As my class slowly works its way through the Meccan revelations, we have arrived in the large group of surahs that recount the missions of the prophets. It is striking how consistent the pattern is. God judges a city or nation’s behavior to be beyond the pale and sends a prophet from among that group to warn them to change their ways. They scoff at the message, being unable to take seriously the idea that God could send a mere human messenger from their tribe. Ultimately, they are destroyed. The exact nature of the sin varies, but the outcome (with the exception of Jonah) does not.

Western ideology inclines us to see these passages as evidence of the violence of Islam, but what stands out to me is the extended meditations on the problem of persuasion.

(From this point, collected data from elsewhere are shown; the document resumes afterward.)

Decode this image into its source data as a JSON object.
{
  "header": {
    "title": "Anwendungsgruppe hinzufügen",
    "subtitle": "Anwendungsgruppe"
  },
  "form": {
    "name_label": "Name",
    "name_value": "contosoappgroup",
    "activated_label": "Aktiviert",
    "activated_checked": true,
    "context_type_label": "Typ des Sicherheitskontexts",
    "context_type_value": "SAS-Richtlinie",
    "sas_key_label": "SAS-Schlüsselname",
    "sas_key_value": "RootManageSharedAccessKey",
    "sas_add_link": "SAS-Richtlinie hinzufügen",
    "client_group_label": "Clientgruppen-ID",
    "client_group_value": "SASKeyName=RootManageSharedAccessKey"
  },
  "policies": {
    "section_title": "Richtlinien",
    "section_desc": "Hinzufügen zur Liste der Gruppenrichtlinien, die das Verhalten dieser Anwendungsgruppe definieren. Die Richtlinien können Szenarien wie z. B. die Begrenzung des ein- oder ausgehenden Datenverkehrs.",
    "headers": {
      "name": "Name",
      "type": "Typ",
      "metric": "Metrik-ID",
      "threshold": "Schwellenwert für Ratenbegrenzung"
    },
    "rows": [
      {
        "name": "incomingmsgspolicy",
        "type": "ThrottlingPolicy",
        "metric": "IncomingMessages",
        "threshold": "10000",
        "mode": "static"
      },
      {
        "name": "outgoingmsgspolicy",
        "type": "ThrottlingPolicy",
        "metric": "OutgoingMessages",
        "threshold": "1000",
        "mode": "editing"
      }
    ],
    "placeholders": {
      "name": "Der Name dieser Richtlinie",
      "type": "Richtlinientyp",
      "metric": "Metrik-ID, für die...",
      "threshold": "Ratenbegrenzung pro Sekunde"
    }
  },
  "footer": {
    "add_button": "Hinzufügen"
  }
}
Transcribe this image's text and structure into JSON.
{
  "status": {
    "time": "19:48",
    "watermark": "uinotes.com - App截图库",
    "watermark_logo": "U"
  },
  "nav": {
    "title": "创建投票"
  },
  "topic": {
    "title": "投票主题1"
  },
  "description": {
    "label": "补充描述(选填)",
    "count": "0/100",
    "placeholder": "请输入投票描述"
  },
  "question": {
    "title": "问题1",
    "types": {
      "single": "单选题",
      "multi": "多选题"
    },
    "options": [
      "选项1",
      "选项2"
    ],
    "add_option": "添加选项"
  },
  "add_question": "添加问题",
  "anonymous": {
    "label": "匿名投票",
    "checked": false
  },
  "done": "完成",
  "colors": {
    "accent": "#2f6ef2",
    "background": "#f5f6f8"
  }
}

God clearly wants the people to be sincerely convinced by the sheer moral plausibility of the prophets’ message. Being persuaded by miraculous signs or converting under duress (as Pharaoh attempts to do in one passage) does not “count” — hence the claim that Muhammad’s only miracle is the message itself, the very clarity, persuasiveness, and beauty of the Qur’an.

I think that it’s in this context that we should understand the Qur’an’s approach to the infamous “hardening of Pharaoh’s heart.” This happens whenever God’s miraculous signs prompt Pharaoh to go along with Moses’ demands. In these cases, he is on the verge of doing the right thing for the wrong reasons — he is not intrinsically convinced of Moses’ message, but is only acting out of fear. Hence God isn’t constraining his will so much as returning it to its natural course.

To explain why people are usually not convinced, the Qur’an doesn’t need to resort to any extraordinary metaphysical explanations like the doctrine of original sin. It relies on characteristics of humanity that we are all familiar with: laziness, forgetfulness, thoughtlessness, stubbornness, pride… The role of Iblis/Satan is to prey on those weaknesses, but he is not consistently mentioned — in principle, we’re fully capable of screwing everything up all on our own. And if we weren’t, if there weren’t something in us that resists correction, then the persuasion wouldn’t be sincere when it does happen. It’s as though the only way to stack the decks in favor of sincere persuasion is to stack the decks against it.

4 thoughts on “The problem of persuasion in the Qur’an

  1. As for the ideological impulse towards reading everything as evidence of the ‘violence of Islam’, the Qur’an’s passages about God’s destruction of previous nations (many also present in the Bible) ought, if anything, counter that impulse: it is God alone, never humans acting on God’s command or on God’s behalf, that does the destroying. The ‘merely human’ prophets and messengers sent by God are unable to guide ([10:42-43] [27:81] [28:56] [30:53] [43:40]), their task is but to convey the message ([3:20] [5:92, 99] [13:40] [16:35, 82] [24:54] [29:18] [36:17] [42:48] [64:12]). Beyond the much quoted ‘no compulsion’ verse [2:256] that follows Ayat al-Kursī, [10:99] perhaps even more strikingly rules out coercion.

    As for the issue of cognitive bias vs free will, it is for this reason that habit and habitual action plays a central part in Muslim belief (Īmān), which itself is traditionally conceived as a variable that comprises three parts: thought/faith-in-the-heart, speech/declaration of faith, action/righteous deeds. Just as the aforementioned vices (laziness, forgetfulness, thoughtlessness, stubbornness, pride) and others come as a result of certain bad habits becoming solidified as aspects of character, so too can good oft-repeated habits (ablution, the five daily prayers, routine remembrance of God with or without prayer beads, fasting, etc) become solidified as aspects of character, resulting in a second-nature inclination toward the right path. It is the persistence, or lack thereof, if either kind of habit that gives Īmān its variable nature.